11-02-2018 01:21 AM - edited 11-02-2018 01:24 AM
Why isn’t it secure by default? When I enabled Bitlocker the TPM chip should be the authentication method without entering password regardless if it is Hardware or software encryption.
And what does this mean below as the encryption method? I sure hope this drive uses AES-256 instead of AES-128.
if your system meats the requirements of bitlocker e-drive support there is no reason to not use it (this is why it enables so quickly as your securing the encryption keys between windows and the SSD to lock the drive to your system with bitlocker auth, the data on the SSD is already encrypted as to why it enables so fast)
all SSDs that support SED or have a PSID on them are already encrypted the drive is just in a unlocked state until you set the ATA password or if your system and SSD meats the requirements of E-Drive witch in your case it was as to why bitlocker enabled right away
(if you reloaded windows you would undo the policy change you did to force software based bitlocker)

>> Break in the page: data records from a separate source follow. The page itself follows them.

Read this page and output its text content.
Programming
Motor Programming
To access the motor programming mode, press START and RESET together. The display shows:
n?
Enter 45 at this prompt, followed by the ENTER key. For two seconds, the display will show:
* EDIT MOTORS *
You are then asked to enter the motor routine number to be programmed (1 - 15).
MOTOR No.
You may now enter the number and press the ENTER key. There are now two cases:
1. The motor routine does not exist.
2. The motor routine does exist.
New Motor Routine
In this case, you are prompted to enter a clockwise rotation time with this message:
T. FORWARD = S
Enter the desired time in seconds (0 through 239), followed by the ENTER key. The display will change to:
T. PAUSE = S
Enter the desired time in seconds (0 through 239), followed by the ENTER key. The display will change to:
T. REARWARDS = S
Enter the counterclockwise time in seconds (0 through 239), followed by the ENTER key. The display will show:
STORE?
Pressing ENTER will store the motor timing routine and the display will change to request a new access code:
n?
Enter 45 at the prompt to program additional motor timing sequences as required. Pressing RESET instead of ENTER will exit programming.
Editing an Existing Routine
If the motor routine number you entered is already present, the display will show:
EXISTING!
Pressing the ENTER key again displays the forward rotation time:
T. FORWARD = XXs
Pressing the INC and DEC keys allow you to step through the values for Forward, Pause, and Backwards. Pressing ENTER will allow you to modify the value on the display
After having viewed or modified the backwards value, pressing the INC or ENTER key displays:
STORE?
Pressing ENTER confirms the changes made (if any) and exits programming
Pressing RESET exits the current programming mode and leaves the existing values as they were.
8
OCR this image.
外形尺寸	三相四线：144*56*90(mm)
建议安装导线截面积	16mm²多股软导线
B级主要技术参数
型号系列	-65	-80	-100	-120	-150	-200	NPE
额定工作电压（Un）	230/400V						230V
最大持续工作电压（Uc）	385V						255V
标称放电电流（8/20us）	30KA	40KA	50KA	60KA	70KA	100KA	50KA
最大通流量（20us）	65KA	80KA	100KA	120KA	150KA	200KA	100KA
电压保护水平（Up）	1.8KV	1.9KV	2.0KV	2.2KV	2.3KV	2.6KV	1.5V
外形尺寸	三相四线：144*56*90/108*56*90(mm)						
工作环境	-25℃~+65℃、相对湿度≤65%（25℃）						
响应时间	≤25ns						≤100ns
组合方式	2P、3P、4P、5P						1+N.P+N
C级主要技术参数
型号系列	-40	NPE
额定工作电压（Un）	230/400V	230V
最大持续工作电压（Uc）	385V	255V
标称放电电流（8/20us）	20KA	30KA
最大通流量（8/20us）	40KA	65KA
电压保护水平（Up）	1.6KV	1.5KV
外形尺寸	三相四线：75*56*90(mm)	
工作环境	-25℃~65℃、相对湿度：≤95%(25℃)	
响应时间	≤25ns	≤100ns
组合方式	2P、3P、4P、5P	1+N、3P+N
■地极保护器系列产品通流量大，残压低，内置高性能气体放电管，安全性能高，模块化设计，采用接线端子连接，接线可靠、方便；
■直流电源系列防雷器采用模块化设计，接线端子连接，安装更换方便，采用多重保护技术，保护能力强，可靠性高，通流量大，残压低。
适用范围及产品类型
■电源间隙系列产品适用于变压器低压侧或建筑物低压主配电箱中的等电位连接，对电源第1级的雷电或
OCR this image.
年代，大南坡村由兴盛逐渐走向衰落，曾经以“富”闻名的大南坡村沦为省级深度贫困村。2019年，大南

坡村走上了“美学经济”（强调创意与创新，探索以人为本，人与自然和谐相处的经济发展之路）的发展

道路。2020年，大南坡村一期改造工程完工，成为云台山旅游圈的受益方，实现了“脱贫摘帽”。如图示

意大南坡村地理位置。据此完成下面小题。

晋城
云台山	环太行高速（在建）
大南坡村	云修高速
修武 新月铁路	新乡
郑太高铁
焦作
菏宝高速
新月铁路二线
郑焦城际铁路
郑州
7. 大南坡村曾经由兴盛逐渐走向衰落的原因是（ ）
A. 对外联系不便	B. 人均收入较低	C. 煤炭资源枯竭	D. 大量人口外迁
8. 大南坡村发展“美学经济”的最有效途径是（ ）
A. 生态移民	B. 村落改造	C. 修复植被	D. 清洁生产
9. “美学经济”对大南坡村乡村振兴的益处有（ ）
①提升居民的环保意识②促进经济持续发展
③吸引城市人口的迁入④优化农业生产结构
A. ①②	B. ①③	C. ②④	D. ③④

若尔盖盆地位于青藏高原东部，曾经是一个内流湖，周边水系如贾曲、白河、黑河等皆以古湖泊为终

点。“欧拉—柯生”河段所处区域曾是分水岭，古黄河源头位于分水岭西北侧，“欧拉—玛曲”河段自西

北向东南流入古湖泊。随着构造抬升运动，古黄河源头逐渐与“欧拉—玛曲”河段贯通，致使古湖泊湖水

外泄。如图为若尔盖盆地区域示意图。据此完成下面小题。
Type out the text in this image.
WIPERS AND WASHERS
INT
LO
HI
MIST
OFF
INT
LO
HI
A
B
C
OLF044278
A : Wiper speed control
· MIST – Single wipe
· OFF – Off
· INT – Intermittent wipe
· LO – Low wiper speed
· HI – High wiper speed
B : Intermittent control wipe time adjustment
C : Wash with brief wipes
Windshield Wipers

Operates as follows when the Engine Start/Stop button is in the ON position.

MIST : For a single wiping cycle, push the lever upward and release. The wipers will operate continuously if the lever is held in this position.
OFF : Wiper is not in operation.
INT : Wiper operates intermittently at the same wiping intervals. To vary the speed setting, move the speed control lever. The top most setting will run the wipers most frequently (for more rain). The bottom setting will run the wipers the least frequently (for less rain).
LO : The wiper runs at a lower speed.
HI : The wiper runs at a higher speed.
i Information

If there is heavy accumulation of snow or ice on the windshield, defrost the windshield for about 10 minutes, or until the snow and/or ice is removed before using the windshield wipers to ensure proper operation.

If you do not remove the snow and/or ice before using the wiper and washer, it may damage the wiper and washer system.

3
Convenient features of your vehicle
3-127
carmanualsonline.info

e-dive bitlocker is not enabled by default as not every one needs it , up to you to enable bit locker assuming win10 pro is used (also prevents the disk from working in another system as its tied to your motherboard TPM chip, in a home user setup it make data recovery imposable when windows 10 update messes up)
11-05-2018 03:41 PM
MANAGE-BDE -STATUS resulting in "Encryption Method: Hardware Encryption" then a bunch of numbers means BitLocker is using the drive's hardware encryption. Otherwise it would say "AES 128" or something similar.
Whether using software or hardware encryption, you should always set a password/PIN even if you've got a TPM, since using a TPM by itself just binds the SSD to the specific computer. If you pinch the drive and put it in another computer, you get blocked;, but if you take the whole computer with the SSD in it then you can boot it to the operating system login prompt, at which point the SSD is being transparently decrypted and all sorts of attacks open up.
A paper has just been published about attacks on design flaws in hardware encrypted SSDs including some older Crucial MX models (they didn't test the MX500), so I can see an argument for sticking with software encryption, but the attack vectors for Opal / eDrive involved modified firmware so I still trust hardware encryption to keep my data safe from opportunistic thieves which is all I'm really after.
It's quite hard (as someone else pointed out earlier) to stop a clean Windows install from enabling eDrive. The only way I know with the MX500 is to ensure there's a partition on it already before you run Windows setup, but I don't know at what point eDrive is enabled, so it's possible if you delete that partition and repartition during setup you'd still get eDrive turned on later in the process.
As well as MANAGE-BDE -STATUS, you'd know if you were using software encryption as it would take a while to encrypt, rather than being instantaneous to switch on/off. If your drive is now using software encryption, and you're happy with that, then stick with it and don't reinstall Windows.